The Scottish government’s long campaign over the Fossil Fuel Levy funds and Barnet Consequentials looks set to pay dividends after the Joint Ministerial Council (JMC) held in Downing Street resulted in some positive movement from the new Westminster alliance.
The £180 million from the Fossil Fuel Levy fund now looks certain to be freed from the London bank account in which it had lain frozen. Repeated requests to the last Labour government for the funds to be added to the Scottish block grant had been met with refusal.
The argument that Olympic funding consequentials should be passed on to each of the devolved administrations will now go to the newly created Dispute Resolution procedure. The Governments in Scotland, Wales and Northern Ireland say that they should be receiving Barnett consequentials from UK Government regeneration associated with the London Olympics.

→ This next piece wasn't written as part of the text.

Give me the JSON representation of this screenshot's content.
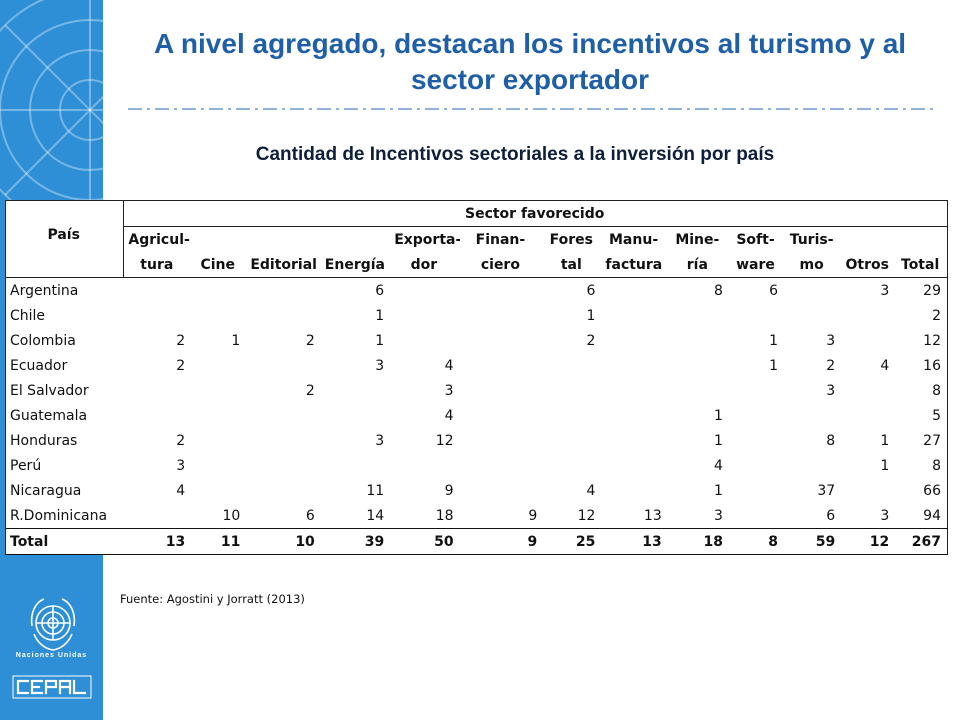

Further evidence of the new mature relationship between London and Edinburgh came with the announcement that Scottish Government Ministers have been assured of a role in EU Council meeting negotiations.
SNP Leader and First Minister Alex Salmond said:
“I welcome the continued commitment of the UK Government to take forward the ‘respect agenda’, and the Prime Minister, who chaired today’s meeting, agrees that the JMC plays a central role in ensuring delivery of tangible and positive actions from inter-governmental relations, not just words and rhetoric.
“One of the key developments from today’s meetings is that Ministers from the Scottish Government and the other devolved administrations will be able to attend and speak at European council meetings and, where appropriate, represent the UK at these meetings.
“In the past there were unacceptable examples of Scottish ministers being prevented from attending these meetings, such as last month’s fisheries summit in Vigo. This new approach will help ensure the Scottish Government is represented at Ministerial and official level at key European meetings.
“I look forward to the respect dividend bringing benefits of EU meetings across subjects such as fisheries, agriculture, justice, energy, culture and the great many other areas where Scotland has real expertise and valuable contributions to make.
“On the Fossil Fuel Levy, I would be very disappointed indeed if the £182 million fund is not delivered over the next few weeks or months. But today’s meeting offered further good indications of positive progress in releasing these funds that can help create thousands of new jobs. It would be very unfortunate for the respect agenda if this wasn’t resolved positively, but I believe there’s a real understanding that this should happen.
“I also welcome the assurance given today that the three devolved administrations are to be given a full involvement in the Treasury’s preparations for this autumn’s Comprehensive Spending Review.”
Further calls for accelerated capital spending are unlikely to be agreed to by the Westminster government. Those present at the meeting agreed that all four administrations had a shared commitment to protecting the economy and to responsible management of public finances.
Credit must go to the leaders of all four administrations for the mature fashion in which they have embraced the need for cooperation and the pragmatic approach adopted by each given the different political dynamic now prevalent in each of the UK’s four constituent components.
It remains to be seen how the Scottish branch of the Labour party and their many Scottish media friends will react to the news that this funding, the Labour party fought so hard to keep from Scotland, may eventually be on its way thanks to the actions of the SNP.